Omdat ik zelf nogal onhandig ben aangelegd heb ik het plaatsen ervan overgelaten aan twee potige ambachtslieden. Met jaloersmakend gemak tilden zij de betonnen voet op en plaatsten die in het daartoe gegraven gat. De paal werd hier vervolgens op de juiste manier op bevestigd. Het touwtje was noodzakelijk, zo vertelden ze mij, want daarmee kon de vlag naar boven of naar beneden worden gehaald.
‘Heeft u een vlag, dan kunnen we het ophijsprogramma even demonstreren.’

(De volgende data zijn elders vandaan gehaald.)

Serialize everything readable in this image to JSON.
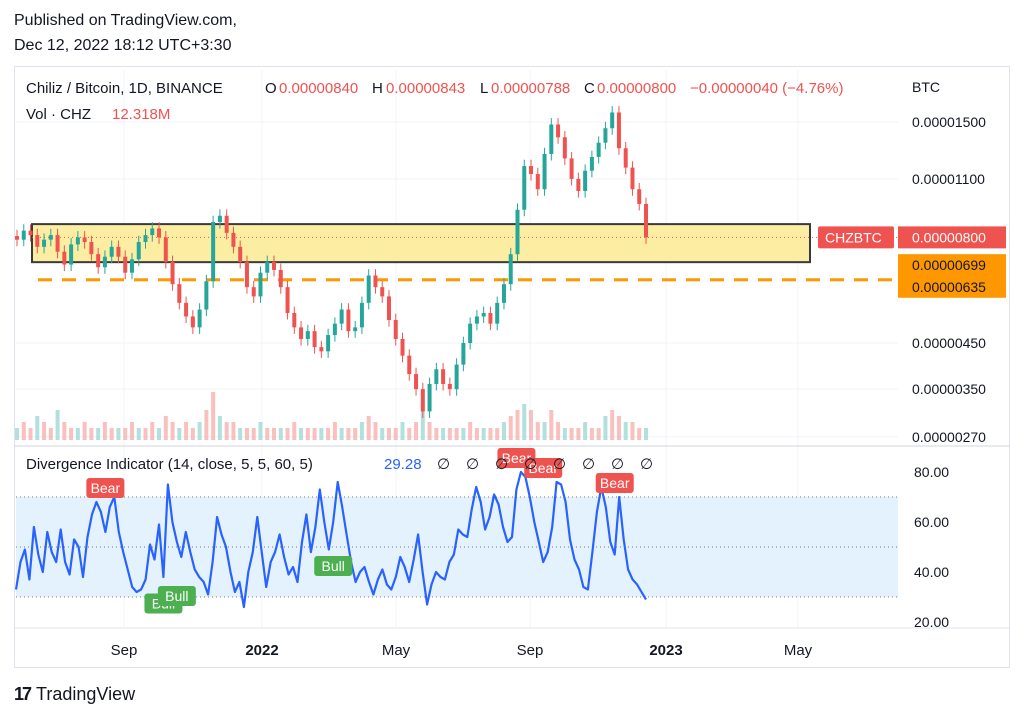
{
  "header": {
    "published": "Published on TradingView.com,",
    "timestamp": "Dec 12, 2022 18:12 UTC+3:30"
  },
  "footer": {
    "brand": "TradingView",
    "logo_glyph": "17"
  },
  "legend": {
    "symbol": "Chiliz / Bitcoin, 1D, BINANCE",
    "o_label": "O",
    "o_value": "0.00000840",
    "h_label": "H",
    "h_value": "0.00000843",
    "l_label": "L",
    "l_value": "0.00000788",
    "c_label": "C",
    "c_value": "0.00000800",
    "change": "−0.00000040 (−4.76%)",
    "vol_label": "Vol · CHZ",
    "vol_value": "12.318M",
    "indicator": "Divergence Indicator (14, close, 5, 5, 60, 5)",
    "indicator_value": "29.28",
    "empty_marks": [
      "∅",
      "∅",
      "∅",
      "∅",
      "∅",
      "∅",
      "∅",
      "∅"
    ]
  },
  "colors": {
    "up": "#26a69a",
    "down": "#ef5350",
    "rsi_line": "#2962ff",
    "zone_fill": "#fbeda2",
    "zone_border": "#3a3a3a",
    "dashed": "#ff9800",
    "rsi_band": "#e3f2fd",
    "bear": "#ef5350",
    "bull": "#4caf50"
  },
  "chart_data": [
    {
      "type": "candlestick",
      "title": "Chiliz / Bitcoin, 1D, BINANCE",
      "currency": "BTC",
      "y_ticks": [
        "0.00001500",
        "0.00001100",
        "0.00000450",
        "0.00000350",
        "0.00000270"
      ],
      "y_tick_values": [
        1.5e-05,
        1.1e-05,
        4.5e-06,
        3.5e-06,
        2.7e-06
      ],
      "x_ticks": [
        "Sep",
        "2022",
        "May",
        "Sep",
        "2023",
        "May"
      ],
      "price_labels": [
        {
          "text": "CHZBTC",
          "value": 8e-06,
          "price_text": "0.00000800"
        },
        {
          "text": "",
          "value": 6.99e-06,
          "price_text": "0.00000699"
        },
        {
          "text": "",
          "value": 6.35e-06,
          "price_text": "0.00000635"
        }
      ],
      "zone": {
        "low": 6.99e-06,
        "high": 8.6e-06
      },
      "dashed_level": 6.35e-06,
      "close_series": [
        7.9,
        8.3,
        8.1,
        7.6,
        7.9,
        8.1,
        7.4,
        6.9,
        7.7,
        8.0,
        7.8,
        7.3,
        6.8,
        7.2,
        7.6,
        7.2,
        6.6,
        7.1,
        7.8,
        8.1,
        8.4,
        8.0,
        7.0,
        6.2,
        5.6,
        5.2,
        4.9,
        5.4,
        6.3,
        8.7,
        9.0,
        8.2,
        7.6,
        7.0,
        6.1,
        5.8,
        6.6,
        7.0,
        6.7,
        6.1,
        5.3,
        4.9,
        4.6,
        4.8,
        4.4,
        4.3,
        4.7,
        5.0,
        5.4,
        4.8,
        4.9,
        5.6,
        6.5,
        6.1,
        5.8,
        5.1,
        4.6,
        4.2,
        3.8,
        3.5,
        3.1,
        3.6,
        3.9,
        3.6,
        3.5,
        4.0,
        4.5,
        5.0,
        5.2,
        5.3,
        5.0,
        5.6,
        6.2,
        7.3,
        9.3,
        11.8,
        11.3,
        10.4,
        12.6,
        14.8,
        13.8,
        12.3,
        11.0,
        10.3,
        11.5,
        12.4,
        13.4,
        14.5,
        15.8,
        13.0,
        11.7,
        10.4,
        9.6,
        8.0
      ],
      "volume_series": [
        2,
        3,
        2,
        4,
        3,
        2,
        5,
        3,
        2,
        2,
        3,
        2,
        2,
        3,
        2,
        2,
        2,
        3,
        2,
        2,
        3,
        2,
        4,
        3,
        2,
        3,
        2,
        3,
        5,
        8,
        4,
        3,
        3,
        2,
        2,
        2,
        3,
        2,
        2,
        2,
        2,
        3,
        2,
        2,
        2,
        2,
        2,
        3,
        2,
        2,
        2,
        3,
        4,
        3,
        2,
        2,
        2,
        3,
        2,
        3,
        5,
        3,
        2,
        2,
        2,
        2,
        2,
        3,
        2,
        2,
        2,
        2,
        3,
        4,
        5,
        6,
        5,
        3,
        3,
        5,
        3,
        2,
        2,
        2,
        3,
        2,
        2,
        4,
        5,
        4,
        3,
        3,
        2,
        2
      ]
    },
    {
      "type": "line",
      "title": "Divergence Indicator (14, close, 5, 5, 60, 5)",
      "ylim": [
        18,
        88
      ],
      "y_ticks": [
        "80.00",
        "60.00",
        "40.00",
        "20.00"
      ],
      "y_tick_values": [
        80,
        60,
        40,
        20
      ],
      "band": [
        30,
        70
      ],
      "mid_line": 50,
      "values": [
        33,
        44,
        49,
        37,
        58,
        47,
        40,
        56,
        48,
        44,
        57,
        44,
        39,
        53,
        50,
        38,
        54,
        63,
        68,
        64,
        56,
        66,
        70,
        56,
        48,
        41,
        34,
        32,
        33,
        37,
        51,
        45,
        59,
        38,
        75,
        60,
        52,
        46,
        56,
        48,
        41,
        38,
        36,
        31,
        44,
        62,
        55,
        50,
        40,
        32,
        36,
        26,
        40,
        48,
        62,
        48,
        34,
        44,
        48,
        55,
        46,
        39,
        42,
        36,
        52,
        63,
        48,
        58,
        73,
        60,
        49,
        60,
        76,
        66,
        55,
        44,
        36,
        40,
        42,
        36,
        31,
        37,
        41,
        35,
        33,
        38,
        46,
        42,
        36,
        45,
        55,
        40,
        27,
        35,
        40,
        38,
        37,
        44,
        47,
        57,
        55,
        54,
        65,
        74,
        68,
        57,
        62,
        71,
        67,
        58,
        52,
        54,
        73,
        80,
        78,
        70,
        60,
        52,
        44,
        48,
        58,
        76,
        75,
        68,
        53,
        45,
        41,
        34,
        33,
        48,
        64,
        74,
        66,
        52,
        47,
        70,
        53,
        41,
        37,
        35,
        32,
        29
      ],
      "signals": [
        {
          "label": "Bear",
          "index": 20,
          "value": 68
        },
        {
          "label": "Bull",
          "index": 33,
          "value": 33
        },
        {
          "label": "Bull",
          "index": 36,
          "value": 36
        },
        {
          "label": "Bull",
          "index": 71,
          "value": 48
        },
        {
          "label": "Bear",
          "index": 112,
          "value": 80
        },
        {
          "label": "Bear",
          "index": 118,
          "value": 76
        },
        {
          "label": "Bear",
          "index": 134,
          "value": 70
        }
      ]
    }
  ]
}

Een simpele vraag, maar toch eentje die me in gewetensnood brengt. We hebben niet voor niets een vlaggenprotocol en je kunt niet zomaar eventjes ter demonstratie met vlaggen rotzooien. Maar ik had een alternatief. Een oud tafelkleed werd door de heren vakkundig en geroutineerd omhoog gehesen. Toen namen ze afscheid.
Trots keek ik omhoog en zag het wapperende kleedje in de lucht. Helaas, het was geen erg schoon kleedje, je kon precies zien welke ravage de vanmorgen omgevallen yoghurt had aangericht. Kortom, tijd om het ding weer naar beneden te halen. Dat zette me voor een probleem. Hoe een vlag naar boven moest, dat had ik nou wel gezien. Maar hoe moest-ie nou naar beneden? Hoe ik ook trok aan de touwtjes, het kleed bleef hangen waar hij hing.
Mijn inspanningen bleven niet onopgemerkt. Buurvrouw Jacoba gluurde regelmatig over het strookje matglas van haar badkamer, terwijl ze haar tanden stond te poetsen. Ik zag ze lachen. Dat leverde ook bij de buren de nodige ravage op, de kloddertjes tandpasta roffelden tegen de ruiten. Ik lachte en zwaaide maar vriendelijk terug, inwendig mezelf verbijtend. Ik zou weer wekenlang hét onderwerp van gesprek zijn op de vele koffie- en thee-uurtjes van de dames in de buurt.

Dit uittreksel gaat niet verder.